If you work from home, you have the opportunity to design your own office space. No doubt you will want to work in an environment that fosters creativity and enjoyment, but your home office should also be designed to minimise distractions and maximize productivity. Getting this balance will keep your mind and body happy and your business on track.
It’s Your Office
Everyone’s office will be different, depending on a number of factors. Before you set about installing your equipment, or even designing your layout, think about how the space is going to be used. Ask yourself questions like:
- What type of work will I be doing in the office?
- Will colleagues be using the space, or are you the only one working there?
- Will clients be coming around for appointments?
- Are there any other functions for the space?
- Will you be making video or conference calls?
- What equipment do you need?
- How much space do you have available?
Use Your Space Wisely
Your office should be a place of productivity, and this demands a certain amount of privacy. If you have the space, it makes a lot of sense if you can use an entire room for your office. If not, a section of a room is enough, especially if you can somehow make it feel more separate with screens or sliding walls. Of course, you have to work with what you have.
One of the key tips for creating your office space is to maximize natural light. The best way to do this is to position your desk in front of, or adjacent to a window, so that you feel sunlight all through the working day. Increased sunlight has been linked to enhanced mood, sleep and health, as well as improved productivity.
You will also need to supplement natural light with your own lighting. Full spectrum bulbs are great if you are lacking sunlight, and if you are working late then you will need high quality task lights.
If you have limited space to use as your office, focus on the necessities, which are usually a chair, and desk for your computer and other work-related items. You can save space with some clever tricks like using filing cabins as the legs of your desk, installing shelves, or having noticeboards built in to the walls.

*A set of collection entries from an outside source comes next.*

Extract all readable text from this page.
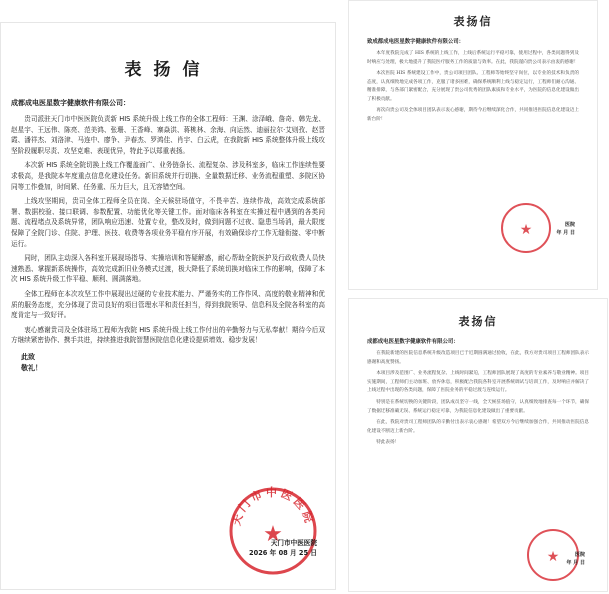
表扬信
成都成电医星数字健康软件有限公司：
贵司派驻天门市中医医院负责新 HIS 系统升级上线工作的全体工程师：王渊、涂泽峨、詹奇、韩先龙、赵星宇、王远伟、陈亮、范美鸿、张珊、王香峰、寨焱洪、蒋桃林、余海、向运然、迪丽拉尔·艾则孜、赵晋霞、潘祥杰、刘洛津、马连中、廖争、尹春杰、罗鸿佳、肖宇、白云虎，在我院新 HIS 系统整体升级上线攻坚阶段履职尽责、攻坚克难、表现优异，特此予以郑重表扬。
本次新 HIS 系统全院切换上线工作覆盖面广、业务链条长、流程复杂、涉及科室多，临床工作连续性要求极高，是我院本年度重点信息化建设任务。新旧系统并行切换、全量数据迁移、业务流程重塑、多院区协同等工作叠加，时间紧、任务重、压力巨大，且无容错空间。
上线攻坚期间，贵司全体工程师全员在岗、全天候驻场值守，不畏辛苦、连续作战，高效完成系统部署、数据校验、接口联调、参数配置、功能优化等关键工作。面对临床各科室在实操过程中遇到的各类问题、流程堵点及系统异常，团队响应迅速、处置专业，整改及时，做到问题不过夜、隐患当场消，最大限度保障了全院门诊、住院、护理、医技、收费等各项业务平稳有序开展，有效确保诊疗工作无缝衔接、零中断运行。
同时，团队主动深入各科室开展现场指导、实操培训和答疑解惑，耐心帮助全院医护及行政收费人员快速熟悉、掌握新系统操作，高效完成新旧业务模式过渡，极大降低了系统切换对临床工作的影响，保障了本次 HIS 系统升级工作平稳、顺利、圆满落地。
全体工程师在本次攻坚工作中展现出过硬的专业技术能力、严谨务实的工作作风、高度的敬业精神和优质的服务态度，充分体现了贵司良好的项目管理水平和责任担当，得到我院领导、信息科及全院各科室的高度肯定与一致好评。
衷心感谢贵司及全体驻场工程师为我院 HIS 系统升级上线工作付出的辛勤努力与无私奉献！期待今后双方继续紧密协作、携手共进，持续推进我院智慧医院信息化建设提质增效、稳步发展！
此致
敬礼！
天门市中医医院
★
天门市中医医院
2026 年 08 月 25 日
表扬信
致成都成电医星数字健康软件有限公司：
本年度我院完成了 HIS 系统的上线工作，上线后系统运行平稳可靠，使用过程中，各类问题得到及时响应与处理，极大地提升了我院医疗服务工作的质量与效率。在此，我院谨向贵公司表示由衷的感谢！
本次医院 HIS 系统建设工作中，贵公司项目团队、工程师等始终坚守岗位，以专业的技术和负责的态度，认真细致地完成各项工作，克服了诸多困难，确保系统顺利上线与稳定运行，工程师们耐心沟通、精准排障，与各部门紧密配合，充分展现了贵公司优秀的团队素质和专业水平，为医院的信息化建设做出了积极贡献。
再次向贵公司及全体项目团队表示衷心感谢，期待今后继续深化合作，共同推进医院信息化建设迈上新台阶！
★	医院
年 月 日
表扬信
成都成电医星数字健康软件有限公司：
在我院新建的医院信息系统升级改造项目已于近期圆满通过验收，在此，我方对贵司项目工程师团队表示感谢和高度赞扬。
本项目涉及范围广、业务流程复杂、上线时间紧迫，工程师团队展现了高度的专业素养与敬业精神。项目实施期间，工程师们主动加班、放弃休息，积极配合我院各科室开展系统调试与培训工作，及时响应并解决了上线过程中出现的各类问题，保障了医院业务的平稳过渡与连续运行。
特别是在系统切换的关键阶段，团队成员坚守一线，全天候驻场值守，认真细致地排查每一个环节，确保了数据迁移准确无误、系统运行稳定可靠，为我院信息化建设做出了重要贡献。
在此，我院对贵司工程师团队的辛勤付出表示衷心感谢！希望双方今后继续加强合作，共同推动医院信息化建设不断迈上新台阶。
特此表扬！
★	医院
年 月 日
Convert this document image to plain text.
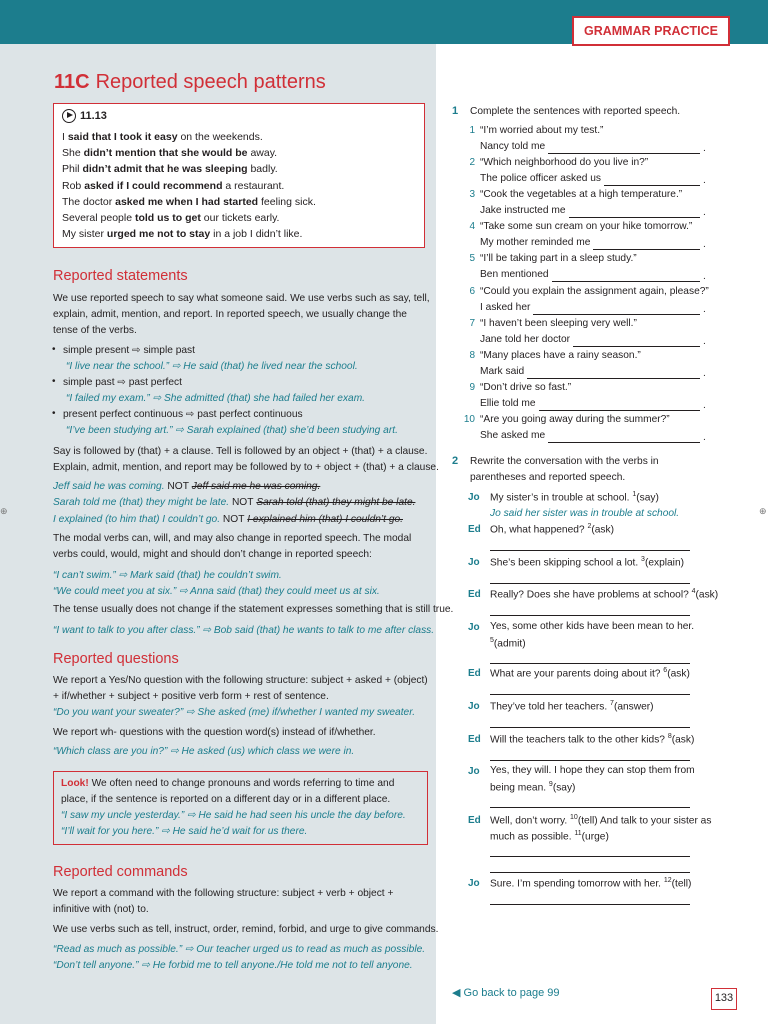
GRAMMAR PRACTICE
11C Reported speech patterns
11.13
I said that I took it easy on the weekends.
She didn’t mention that she would be away.
Phil didn’t admit that he was sleeping badly.
Rob asked if I could recommend a restaurant.
The doctor asked me when I had started feeling sick.
Several people told us to get our tickets early.
My sister urged me not to stay in a job I didn’t like.
Reported statements
We use reported speech to say what someone said. We use verbs such as say, tell,
explain, admit, mention, and report. In reported speech, we usually change the
tense of the verbs.
• simple present ⇨ simple past
“I live near the school.” ⇨ He said (that) he lived near the school.
• simple past ⇨ past perfect
“I failed my exam.” ⇨ She admitted (that) she had failed her exam.
• present perfect continuous ⇨ past perfect continuous
“I’ve been studying art.” ⇨ Sarah explained (that) she’d been studying art.
Say is followed by (that) + a clause. Tell is followed by an object + (that) + a clause.
Explain, admit, mention, and report may be followed by to + object + (that) + a clause.
Jeff said he was coming. NOT Jeff said me he was coming.
Sarah told me (that) they might be late. NOT Sarah told (that) they might be late.
I explained (to him that) I couldn’t go. NOT I explained him (that) I couldn’t go.
The modal verbs can, will, and may also change in reported speech. The modal
verbs could, would, might and should don’t change in reported speech:
“I can’t swim.” ⇨ Mark said (that) he couldn’t swim.
“We could meet you at six.” ⇨ Anna said (that) they could meet us at six.
The tense usually does not change if the statement expresses something that is still true.
“I want to talk to you after class.” ⇨ Bob said (that) he wants to talk to me after class.
Reported questions
We report a Yes/No question with the following structure: subject + asked + (object)
+ if/whether + subject + positive verb form + rest of sentence.
“Do you want your sweater?” ⇨ She asked (me) if/whether I wanted my sweater.
We report wh- questions with the question word(s) instead of if/whether.
“Which class are you in?” ⇨ He asked (us) which class we were in.
Look! We often need to change pronouns and words referring to time and
place, if the sentence is reported on a different day or in a different place.
“I saw my uncle yesterday.” ⇨ He said he had seen his uncle the day before.
“I’ll wait for you here.” ⇨ He said he’d wait for us there.
Reported commands
We report a command with the following structure: subject + verb + object +
infinitive with (not) to.
We use verbs such as tell, instruct, order, remind, forbid, and urge to give commands.
“Read as much as possible.” ⇨ Our teacher urged us to read as much as possible.
“Don’t tell anyone.” ⇨ He forbid me to tell anyone./He told me not to tell anyone.
1 Complete the sentences with reported speech.
1 “I’m worried about my test.”
.
2 “Which neighborhood do you live in?”
.
3 “Cook the vegetables at a high temperature.”
.
4 “Take some sun cream on your hike tomorrow.”
.
5 “I’ll be taking part in a sleep study.”
.
6 “Could you explain the assignment again, please?”
.
7 “I haven’t been sleeping very well.”
.
8 “Many places have a rainy season.”
.
9 “Don’t drive so fast.”
.
10 “Are you going away during the summer?”
.
2 Rewrite the conversation with the verbs in
parentheses and reported speech.
Jo My sister’s in trouble at school. $^1$(say)
Jo said her sister was in trouble at school.
Ed Oh, what happened? $^2$(ask)
Jo She’s been skipping school a lot. $^3$(explain)
Ed Really? Does she have problems at school? $^4$(ask)
Jo Yes, some other kids have been mean to her.
$^5$(admit)
Ed What are your parents doing about it? $^6$(ask)
Jo They’ve told her teachers. $^7$(answer)
Ed Will the teachers talk to the other kids? $^8$(ask)
Jo Yes, they will. I hope they can stop them from
being mean. $^9$(say)
Ed Well, don’t worry. $^{10}$(tell) And talk to your sister as
much as possible. $^{11}$(urge)
Jo Sure. I’m spending tomorrow with her. $^{12}$(tell)
◀ Go back to page 99	133
⊕	⊕
Nancy told me
The police officer asked us
Jake instructed me
My mother reminded me
Ben mentioned
I asked her
Jane told her doctor
Mark said
Ellie told me
She asked me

Ergonomics and Functionality
Most home businesses require high-speed internet. Anything less will cause disruptions and decreases in productivity. Your home office should have decent internet and router, with a dedicated phone line if you will be taking calls. You may also need a printer, scanner and other equipment, as well as plenty of storage.
One of the most important elements of good office design is ergonomics. You need to be comfortable in your office, not only for your day-to-day happiness, but also for your long term health. Sitting at a desk all day can lead to back and spine problems, and a sedentary lifestyle is a major risk factor for illness. So, if you have a job that requires you to be at your computer screen for long hours at a time, such as an architect, a designer or an online poker player, you will definitely want to focus on making your office ergonomic with equipment such as a comfortable chair and wireless mouse. A standing desk is also an excellent choice, so that you do not spend the whole day sitting down.
How Much Is Too Much?
When it comes to décor and adding your own personal touch, it’s important not to overdo it. Research has shown that less clutter will make it easier to think more clearly. Don’t fill your desk with loads of stuff just to make it “personal”, as this could soon cause distraction and frustration.
Instead, keep your desk space clear and make use of wall space to hang pictures and artwork, or inspirational and uplifting imagery and memories from your life. You could also make use of colour, which has been shown time and time again to be linked with mood. The colour green is an excellent choice for an office, as it is neutral and natural, yet soothing and stress-reducing.
It’s your office space, so you can do whatever you want with it! Yet always keep in mind that you have to promote productivity as well as happiness, and that the two are related when it comes to your work life. One of the main problems with working from home is the lack of distinction between work and time off. A well designed office should help you to make this distinction. By defining the space, your mind knows when it is time to work and when it is time to relax.